There's a lot to like about Superhot, and nearly all of it revolves around the central time-bending mechanic. As you move, so does the world around you, with time creeping forward at the pace you set. Edge delicately around the white environments and the bullets whistle past in slow-motion, but push on the analog stick with a bit more urgency, suddenly those bullets speed up, and more often than not one of them will have your name on it.
This is a game that creates a thousand bullet-time moments, and you are The One, dancing between deadly projectiles, grabbing and throwing items to slow down your opponents, turning their own weapons against them, and even taking over their bodies in order to outmanoeuvre them in the battlefield. At all times - despite the fact that you're also victim to one-hit-kills - you're made to feel supremely powerful.
There's a story of sorts that exists around the action-packed levels, but actually we weren't huge fans of this part of the game. It's very meta, taking elements of The Matrix and mashing them together with more than a few nods to Hotline Miami. The fourth-wall is practically non-existent here. The resulting narrative often feels like a distraction, and even if we can see what they were trying to do, we just wanted to skip past these sections and get to the next level.
In terms of longevity, the campaign itself, convoluted story beats included, lasts only a couple of hours. There'll no doubt be a couple of missions that hold up your progress, but even then it won't take you very long to see the credits roll. There are, however, additional modes that provide secondary distractions. The endless mode, which features plenty of unlocks, has you battling wave after wave of enemies until one of them sticks a bullet in your back. There's also a bunch of challenge modes that ask you to play existing missions differently, for example, the first challenge is to slice your way through your enemies with just a katana.
These additional modes are a welcome addition to the package, but it's the main missions that are the star of this particular show, and we had the most fun when we were working out how to get past them. There are some great moments in there, for example, one of our favourites had us fighting our way out of a lift, punching opponents quickly to disarm them, before moving onto the next, dodging bullets where possible, and grabbing guns as they were sent spinning up into the air, then using them to finish the fight.
Pulling off a daring sequence is made all the more satisfying when afterwards you can watch the replay, with the bloodbath (actually, there's no blood) playing out in real-time, your seemingly psychic understanding of the fight leading to impressively succinct digital murder. It's just a shame that, in the campaign at least, you're made to watch the replays while the words "SUPER HOT" flash on the screen.
It looks great too, a fine example that sometimes less can be so much more. The visuals are simple; backgrounds are white, throwable objects are black, as are guns, and your enemies are red. You can roughly work out where your opponents are coming from because spawn points glow red. Perhaps most impressive is the way they shatter upon impact, further removing the violence from the realm of realism, cementing Superhot's credentials as an action-fuelled puzzle game. The simple, yet purposeful design extends to little touches, like the slight bloom of the cross-hair that lets you know when it's time to fire again.

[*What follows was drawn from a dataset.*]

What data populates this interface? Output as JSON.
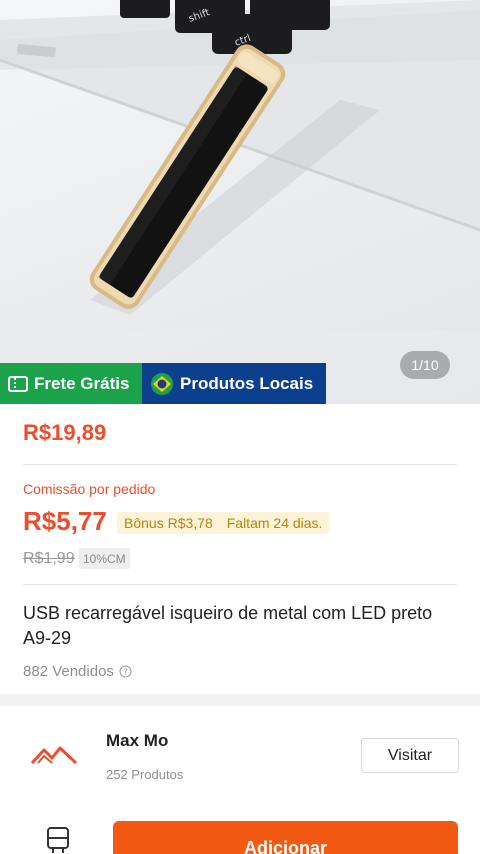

If you can look past the slightly underwhelming narrative layer (and we suggest that you do), you're left with an intense puzzle-shooter hybrid that encourages flair and audacity. It's at its best when you're discovering things for the first time, so that first play-through is when Superhot shines brightest. Having said that, we like the additional modes that have been included, and they elongate the experience considerably, even if repeating old missions in new ways and endlessly taking down waves of shattering opponents doesn't have the same appeal as taking that first pass at the campaign. A couple of minor issues holds this back from being an indie classic, but this is still a hugely enjoyable and immensely satisfying spin on the shooter genre.